It's nice when a broody does it all for you, but you don't have to make it too complicated in a brooder.
Having the heat at one end is great. Don't worry about that 90 to 95 the first week and dropping it 5 degrees a week. Just keep one end warm and let the rest cool off as it will. They'll find their own comfort zone as long as the brooder is large enough and well enough ventilated it can cool down. You'll notice with a broody they'll be out playing in really cool temperatures and just go back to Mama to warm back up when they need to. Same principle.
You can put all kinds of stuff in the water if you want too, vinegar, sugar, electrolytes, hummingbird syrup, whatever. It won't hurt them but mine get what they get with a broody. Pure clean water. Nothing added. They don't need that other stuff.

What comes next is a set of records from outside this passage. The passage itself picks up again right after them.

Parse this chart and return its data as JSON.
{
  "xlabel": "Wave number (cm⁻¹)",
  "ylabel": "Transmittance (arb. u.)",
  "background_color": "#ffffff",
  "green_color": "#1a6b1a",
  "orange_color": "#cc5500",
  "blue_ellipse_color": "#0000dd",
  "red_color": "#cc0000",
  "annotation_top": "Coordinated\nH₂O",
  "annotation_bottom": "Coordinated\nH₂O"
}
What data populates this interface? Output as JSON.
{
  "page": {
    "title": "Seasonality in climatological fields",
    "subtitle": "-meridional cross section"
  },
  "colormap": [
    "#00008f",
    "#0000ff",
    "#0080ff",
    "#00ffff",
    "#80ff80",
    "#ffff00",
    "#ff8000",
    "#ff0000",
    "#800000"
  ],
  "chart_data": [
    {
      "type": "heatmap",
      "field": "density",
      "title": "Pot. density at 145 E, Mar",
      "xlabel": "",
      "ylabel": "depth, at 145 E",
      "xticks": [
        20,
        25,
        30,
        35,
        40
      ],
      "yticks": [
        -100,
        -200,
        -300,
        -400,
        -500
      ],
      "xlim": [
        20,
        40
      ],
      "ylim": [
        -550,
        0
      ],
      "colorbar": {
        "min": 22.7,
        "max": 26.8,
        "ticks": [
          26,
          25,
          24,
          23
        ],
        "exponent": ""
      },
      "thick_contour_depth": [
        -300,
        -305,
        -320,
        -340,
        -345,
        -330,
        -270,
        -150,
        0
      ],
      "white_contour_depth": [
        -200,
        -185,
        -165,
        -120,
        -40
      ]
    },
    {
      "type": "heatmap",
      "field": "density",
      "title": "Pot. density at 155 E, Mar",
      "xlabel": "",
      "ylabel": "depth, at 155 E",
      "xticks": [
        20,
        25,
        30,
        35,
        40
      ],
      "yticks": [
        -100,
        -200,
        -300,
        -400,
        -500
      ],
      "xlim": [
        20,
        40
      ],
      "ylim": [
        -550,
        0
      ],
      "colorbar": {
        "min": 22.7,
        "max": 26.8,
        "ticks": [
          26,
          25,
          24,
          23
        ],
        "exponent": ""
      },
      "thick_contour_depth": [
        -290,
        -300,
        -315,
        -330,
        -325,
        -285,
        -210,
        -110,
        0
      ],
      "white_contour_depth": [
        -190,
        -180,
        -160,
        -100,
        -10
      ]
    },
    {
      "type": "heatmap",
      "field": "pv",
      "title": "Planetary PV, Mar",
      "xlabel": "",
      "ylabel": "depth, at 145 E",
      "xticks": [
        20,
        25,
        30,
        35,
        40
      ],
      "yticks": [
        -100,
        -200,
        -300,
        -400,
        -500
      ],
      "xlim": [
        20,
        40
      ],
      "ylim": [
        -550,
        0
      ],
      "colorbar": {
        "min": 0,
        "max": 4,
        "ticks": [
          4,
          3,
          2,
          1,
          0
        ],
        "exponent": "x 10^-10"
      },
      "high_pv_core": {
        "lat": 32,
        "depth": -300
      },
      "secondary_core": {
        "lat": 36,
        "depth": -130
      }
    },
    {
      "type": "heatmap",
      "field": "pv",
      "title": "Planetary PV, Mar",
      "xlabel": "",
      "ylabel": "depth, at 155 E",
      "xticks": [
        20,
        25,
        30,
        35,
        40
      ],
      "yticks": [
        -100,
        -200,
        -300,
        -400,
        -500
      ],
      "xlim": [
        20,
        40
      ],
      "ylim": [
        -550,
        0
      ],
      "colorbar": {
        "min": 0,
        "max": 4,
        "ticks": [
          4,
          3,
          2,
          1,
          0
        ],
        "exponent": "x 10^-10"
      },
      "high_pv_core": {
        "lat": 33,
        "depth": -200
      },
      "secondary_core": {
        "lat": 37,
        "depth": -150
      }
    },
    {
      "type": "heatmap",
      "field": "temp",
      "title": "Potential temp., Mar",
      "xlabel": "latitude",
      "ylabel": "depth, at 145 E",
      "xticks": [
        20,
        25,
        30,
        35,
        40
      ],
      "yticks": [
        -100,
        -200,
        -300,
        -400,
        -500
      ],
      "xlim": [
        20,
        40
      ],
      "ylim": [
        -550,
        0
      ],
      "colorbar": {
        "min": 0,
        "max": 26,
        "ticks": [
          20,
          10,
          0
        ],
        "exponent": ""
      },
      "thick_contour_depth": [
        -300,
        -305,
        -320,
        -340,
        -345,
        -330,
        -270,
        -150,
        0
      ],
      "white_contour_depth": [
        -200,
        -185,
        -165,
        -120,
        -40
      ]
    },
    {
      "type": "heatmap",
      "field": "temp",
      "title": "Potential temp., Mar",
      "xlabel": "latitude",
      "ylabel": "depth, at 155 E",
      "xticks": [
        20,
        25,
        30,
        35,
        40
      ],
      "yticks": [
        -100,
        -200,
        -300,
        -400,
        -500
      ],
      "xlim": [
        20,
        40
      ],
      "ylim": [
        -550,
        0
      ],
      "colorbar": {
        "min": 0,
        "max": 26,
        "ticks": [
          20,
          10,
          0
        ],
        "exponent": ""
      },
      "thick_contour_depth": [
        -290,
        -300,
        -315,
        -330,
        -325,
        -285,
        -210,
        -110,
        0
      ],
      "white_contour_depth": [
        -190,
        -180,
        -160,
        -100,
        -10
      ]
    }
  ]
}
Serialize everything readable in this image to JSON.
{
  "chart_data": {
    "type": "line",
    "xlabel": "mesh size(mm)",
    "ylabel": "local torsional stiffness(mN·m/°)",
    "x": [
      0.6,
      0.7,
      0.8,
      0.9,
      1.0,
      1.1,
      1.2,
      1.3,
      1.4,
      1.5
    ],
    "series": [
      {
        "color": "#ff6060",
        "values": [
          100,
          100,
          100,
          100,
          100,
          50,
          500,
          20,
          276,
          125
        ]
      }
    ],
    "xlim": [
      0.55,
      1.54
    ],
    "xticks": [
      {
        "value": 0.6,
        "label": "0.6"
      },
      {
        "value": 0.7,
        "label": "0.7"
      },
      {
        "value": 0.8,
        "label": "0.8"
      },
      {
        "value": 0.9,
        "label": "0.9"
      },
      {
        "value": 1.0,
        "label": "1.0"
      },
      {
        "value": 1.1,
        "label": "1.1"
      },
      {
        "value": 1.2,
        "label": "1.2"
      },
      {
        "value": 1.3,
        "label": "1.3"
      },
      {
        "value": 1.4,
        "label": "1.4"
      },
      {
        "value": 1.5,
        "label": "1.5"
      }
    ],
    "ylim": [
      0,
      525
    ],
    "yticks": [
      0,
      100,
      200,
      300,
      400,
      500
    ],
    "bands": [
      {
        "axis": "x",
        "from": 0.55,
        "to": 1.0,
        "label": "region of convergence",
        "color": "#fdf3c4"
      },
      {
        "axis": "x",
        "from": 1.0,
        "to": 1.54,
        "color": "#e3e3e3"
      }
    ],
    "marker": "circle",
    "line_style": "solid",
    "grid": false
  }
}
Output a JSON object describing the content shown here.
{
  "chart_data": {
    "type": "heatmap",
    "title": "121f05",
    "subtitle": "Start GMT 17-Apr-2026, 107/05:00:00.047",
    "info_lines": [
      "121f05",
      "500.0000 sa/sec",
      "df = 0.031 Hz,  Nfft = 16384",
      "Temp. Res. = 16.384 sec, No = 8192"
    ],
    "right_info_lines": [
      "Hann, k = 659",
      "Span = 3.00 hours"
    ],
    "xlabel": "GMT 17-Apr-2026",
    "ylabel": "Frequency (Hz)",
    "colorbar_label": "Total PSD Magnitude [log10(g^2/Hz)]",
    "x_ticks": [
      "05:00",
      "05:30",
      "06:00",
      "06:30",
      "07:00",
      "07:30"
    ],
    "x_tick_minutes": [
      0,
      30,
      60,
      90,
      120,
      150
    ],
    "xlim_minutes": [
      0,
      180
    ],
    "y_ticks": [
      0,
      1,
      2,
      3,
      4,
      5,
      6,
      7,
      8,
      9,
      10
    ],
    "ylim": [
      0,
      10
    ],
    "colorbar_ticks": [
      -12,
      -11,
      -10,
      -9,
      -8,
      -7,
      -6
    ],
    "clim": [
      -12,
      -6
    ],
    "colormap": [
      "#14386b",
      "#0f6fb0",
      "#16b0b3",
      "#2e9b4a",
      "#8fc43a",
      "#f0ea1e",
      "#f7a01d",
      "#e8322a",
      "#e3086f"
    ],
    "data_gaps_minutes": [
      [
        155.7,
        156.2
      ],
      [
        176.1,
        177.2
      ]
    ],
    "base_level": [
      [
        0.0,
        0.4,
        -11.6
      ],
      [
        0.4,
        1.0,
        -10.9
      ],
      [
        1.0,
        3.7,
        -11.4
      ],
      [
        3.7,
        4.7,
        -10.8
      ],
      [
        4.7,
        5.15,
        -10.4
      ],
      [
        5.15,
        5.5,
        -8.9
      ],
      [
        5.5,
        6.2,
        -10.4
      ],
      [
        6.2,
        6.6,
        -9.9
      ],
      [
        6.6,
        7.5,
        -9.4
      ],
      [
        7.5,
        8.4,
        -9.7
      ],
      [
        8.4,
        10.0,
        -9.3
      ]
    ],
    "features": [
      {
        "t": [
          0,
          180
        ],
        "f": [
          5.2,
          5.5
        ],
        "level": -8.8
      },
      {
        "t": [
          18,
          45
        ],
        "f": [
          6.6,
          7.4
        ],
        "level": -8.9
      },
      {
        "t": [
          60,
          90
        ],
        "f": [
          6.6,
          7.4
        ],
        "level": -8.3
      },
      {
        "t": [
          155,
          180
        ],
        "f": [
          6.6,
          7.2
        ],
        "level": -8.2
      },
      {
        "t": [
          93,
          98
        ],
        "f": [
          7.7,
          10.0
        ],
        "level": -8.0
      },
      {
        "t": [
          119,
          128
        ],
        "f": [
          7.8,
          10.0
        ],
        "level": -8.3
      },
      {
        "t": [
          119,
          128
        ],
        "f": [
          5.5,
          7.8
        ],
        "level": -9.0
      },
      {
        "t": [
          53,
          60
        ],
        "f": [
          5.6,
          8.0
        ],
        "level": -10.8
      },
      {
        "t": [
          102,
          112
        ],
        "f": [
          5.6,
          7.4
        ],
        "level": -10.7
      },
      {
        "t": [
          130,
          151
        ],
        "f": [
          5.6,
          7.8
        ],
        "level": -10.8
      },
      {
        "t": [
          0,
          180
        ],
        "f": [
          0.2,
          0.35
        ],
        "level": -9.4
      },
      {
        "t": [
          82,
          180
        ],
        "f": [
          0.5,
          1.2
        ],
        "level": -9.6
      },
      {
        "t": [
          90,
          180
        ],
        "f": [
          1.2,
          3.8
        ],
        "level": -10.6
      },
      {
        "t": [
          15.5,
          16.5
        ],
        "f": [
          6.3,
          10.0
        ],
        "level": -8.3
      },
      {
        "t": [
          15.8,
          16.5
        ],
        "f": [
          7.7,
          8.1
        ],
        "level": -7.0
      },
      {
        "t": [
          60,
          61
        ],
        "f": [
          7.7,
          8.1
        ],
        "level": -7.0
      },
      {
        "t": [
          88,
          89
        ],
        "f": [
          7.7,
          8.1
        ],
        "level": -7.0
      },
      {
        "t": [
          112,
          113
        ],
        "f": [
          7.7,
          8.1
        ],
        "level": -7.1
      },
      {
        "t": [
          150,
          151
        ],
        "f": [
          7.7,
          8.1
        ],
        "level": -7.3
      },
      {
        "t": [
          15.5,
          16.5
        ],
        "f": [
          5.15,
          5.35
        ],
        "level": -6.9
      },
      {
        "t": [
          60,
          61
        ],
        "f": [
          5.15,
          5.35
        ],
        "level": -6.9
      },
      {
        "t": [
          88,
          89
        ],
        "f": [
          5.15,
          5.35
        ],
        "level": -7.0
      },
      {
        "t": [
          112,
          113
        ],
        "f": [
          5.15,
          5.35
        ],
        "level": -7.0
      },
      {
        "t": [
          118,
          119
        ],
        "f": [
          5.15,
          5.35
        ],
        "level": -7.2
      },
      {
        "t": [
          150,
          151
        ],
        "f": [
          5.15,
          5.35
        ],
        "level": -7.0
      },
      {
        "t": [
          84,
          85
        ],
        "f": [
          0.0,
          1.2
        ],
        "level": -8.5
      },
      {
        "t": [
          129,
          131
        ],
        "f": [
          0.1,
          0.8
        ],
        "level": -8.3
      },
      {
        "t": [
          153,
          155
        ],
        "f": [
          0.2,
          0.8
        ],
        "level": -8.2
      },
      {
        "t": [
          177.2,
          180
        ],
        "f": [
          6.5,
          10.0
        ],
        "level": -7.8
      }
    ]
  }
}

The general recommended progression with feed is Starter the first 4 to 8 weeks, then Grower from whenever that bag of Starter runs out until you switch to Layer. There should be something like that on the bag of feed. But many of us do it a lot differently and the chicks do fine. You don't have to be exact or precise. The general idea is a higher protein feed the first month or two to get them off to a good start, then lower the protein so their growth rate slows down to stay in tune with how fast the skeleton grows and their internal organs mature. Starter is probably 20% or a little higher in protein, Grower is somewhere around 16% protein, same as Layer. The only significant difference in Grower amd Layer is that Layer is high in Calcium, which can harm growing chicks. The only significant difference in Starter and Grower is the percentage protein.
You can raise them from day 1 on Grower if you want to. They will do fine, just grow slower. You can raise them on a 20% Starter if you want until they are grown. They will do fine, just grow a little faster. I would not use a Starter higher than 20% protein after the first couple of months though. You don't want them maturing too fast.
If you have decent forage a broody will raise the chicks without you providing any feed. Chickens have been raised like that for thousands of years. A lot of us make this a lot more complicated than it has to be.